Funny how some wishes come true sometimes.

My friend and I were having coffee in a café. The place was packed with people – both young and old. Just a couple of tables away from ours, a woman was sitting with her baby. It was the most beautiful baby I’d ever seen. Well, aren’t all babies beautiful? A few minutes later, a girl walked into the café, and now my attention turned towards the babe. She came and sat in front of the woman. The baby smiled and gladly went into the arms of the girl who in turn started kissing and cuddling it. I was so jealous!

“I wish I were a baby,” I said, not taking my eyes off the babe and the baby.

“What would you do if you were a baby?” my friend said flippantly, sipping his coffee.

I looked him in the eye, smiled naughtily and said, “Trust me, dude. You haven’t the vaguest idea what I’d do if I were a baby again…”


***********


That night I slept like I’d never slept before. It was the most peaceful sleep I’d had in years and my dreams were filled with angels and butterflies and magic. When I woke up in the morning, I was still smiling. I opened my eyes to see two pairs of smiling eyes looking at me. I noticed something strange – my mother and granny were looking at least 20 years younger. It was only when my mother took her in her arms that I realized I was a baby – again.
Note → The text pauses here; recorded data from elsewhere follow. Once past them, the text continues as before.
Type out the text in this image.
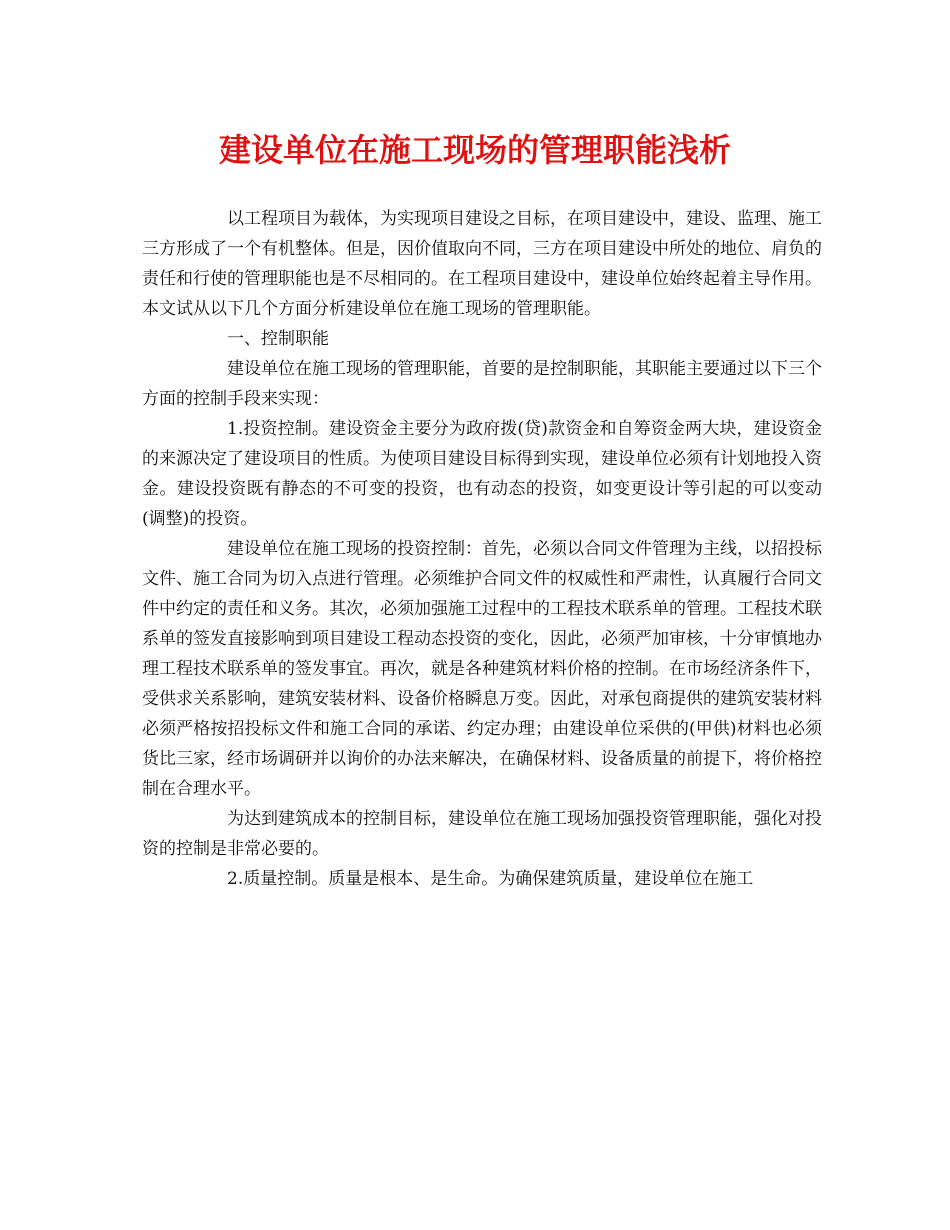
建设单位在施工现场的管理职能浅析

以工程项目为载体，为实现项目建设之目标，在项目建设中，建设、监理、施工三方形成了一个有机整体。但是，因价值取向不同，三方在项目建设中所处的地位、肩负的责任和行使的管理职能也是不尽相同的。在工程项目建设中，建设单位始终起着主导作用。本文试从以下几个方面分析建设单位在施工现场的管理职能。

一、控制职能

建设单位在施工现场的管理职能，首要的是控制职能，其职能主要通过以下三个方面的控制手段来实现：

1.投资控制。建设资金主要分为政府拨(贷)款资金和自筹资金两大块，建设资金的来源决定了建设项目的性质。为使项目建设目标得到实现，建设单位必须有计划地投入资金。建设投资既有静态的不可变的投资，也有动态的投资，如变更设计等引起的可以变动(调整)的投资。

建设单位在施工现场的投资控制：首先，必须以合同文件管理为主线，以招投标文件、施工合同为切入点进行管理。必须维护合同文件的权威性和严肃性，认真履行合同文件中约定的责任和义务。其次，必须加强施工过程中的工程技术联系单的管理。工程技术联系单的签发直接影响到项目建设工程动态投资的变化，因此，必须严加审核，十分审慎地办理工程技术联系单的签发事宜。再次，就是各种建筑材料价格的控制。在市场经济条件下，受供求关系影响，建筑安装材料、设备价格瞬息万变。因此，对承包商提供的建筑安装材料必须严格按招投标文件和施工合同的承诺、约定办理；由建设单位采供的(甲供)材料也必须货比三家，经市场调研并以询价的办法来解决，在确保材料、设备质量的前提下，将价格控制在合理水平。

为达到建筑成本的控制目标，建设单位在施工现场加强投资管理职能，强化对投资的控制是非常必要的。

2.质量控制。质量是根本、是生命。为确保建筑质量，建设单位在施工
What?! I meant it as a joke at the café yesterday. Has that wish come true? Oh, my god! What am I gonna do now? Wait a second. Am I really a baby again?

“Oh, he’s such a beautiful boy!” My granny exclaimed as my mother kissed my forehead.

Oh, yes, I am a baby again.

I rubbed my eyes and saw the clock on the wall. It was 8.30 am. Normally my mother would yell at me if I ever slept until 7, but now she was happily cuddling me in her arms. Are baby days really that good? I marveled. I then remembered my conversation with my friend. ‘Trust me, dude. You haven’t the vaguest idea what I’d do if I were a baby again.’ Well, it was time to take advantage of my wish that had come true during the strangest period of my life.


***********


I was put back in the crib after my granny and mother were done with my ablutions. My dad came and picked me up proudly like King Mufasa picked up young Simba in The Lion King. My mother joined the party and I giggled joyfully as I was getting all the attention in the world. My parents said in chorus, “Happy Birthday, darling!” Well, I was one year old.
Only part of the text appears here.